The film was never released. Now, 25 years later, and after Rape Me, they have released it. Although the film did offer insights into adolescent female hormonally induced cravings and actions, there was not enough plot to hold it together, the subtitles were poorly translated and not always there, the quality of the transfer was poor (with many scenes very red shifted), and there was little done with supporting characters.

The Critics Vote

  • no reviews online (except the NY Times, which requires membership. They wrote a fairly favorable review)

The People Vote ...

  • With their votes ... IMDB summary: IMDb voters score it 6.4 
  • With their dollars ... less than $5,000 - 1 screen
IMDb guideline: 7.5 usually indicates a level of excellence, about like three and a half stars from the critics. 6.0 usually indicates lukewarm watchability, about like two and a half stars from the critics. The fives are generally not worthwhile unless they are really your kind of material, about like two stars from the critics. Films under five are generally awful even if you like that kind of film, equivalent to about one and a half stars from the critics or less, depending on just how far below five the rating is.
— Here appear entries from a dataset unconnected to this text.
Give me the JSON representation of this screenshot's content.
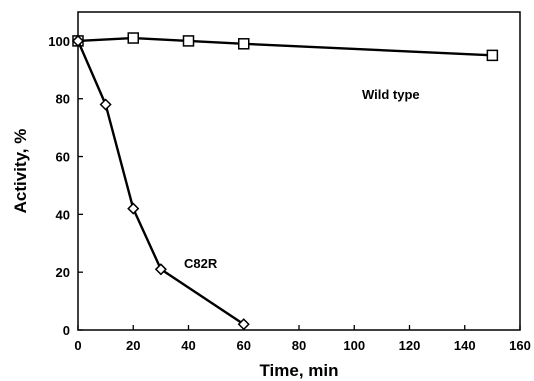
{
  "chart_data": {
    "type": "line",
    "title": "",
    "xlabel": "Time, min",
    "ylabel": "Activity, %",
    "xlim": [
      0,
      160
    ],
    "ylim": [
      0,
      110
    ],
    "x_ticks": [
      0,
      20,
      40,
      60,
      80,
      100,
      120,
      140,
      160
    ],
    "y_ticks": [
      0,
      20,
      40,
      60,
      80,
      100
    ],
    "grid": false,
    "legend": "none",
    "series": [
      {
        "name": "Wild type",
        "marker": "square",
        "color": "#000000",
        "x": [
          0,
          20,
          40,
          60,
          150
        ],
        "y": [
          100,
          101,
          100,
          99,
          95
        ]
      },
      {
        "name": "C82R",
        "marker": "diamond",
        "color": "#000000",
        "x": [
          0,
          10,
          20,
          30,
          60
        ],
        "y": [
          100,
          78,
          42,
          21,
          2
        ]
      }
    ]
  }
}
My own guideline: A means the movie is so good it will appeal to you even if you hate the genre. B means the movie is not good enough to win you over if you hate the genre, but is good enough to do so if you have an open mind about this type of film. C means it will only appeal to genre addicts, and has no crossover appeal. D means you'll hate it even if you like the genre. E means that you'll hate it even if you love the genre. F means that the film is not only unappealing across-the-board, but technically inept as well.

Based on this description, this film is a D. It is certainly shocking, but I am not sure that qualifies it as important cinema, although a better quality transfer might get a C- from me.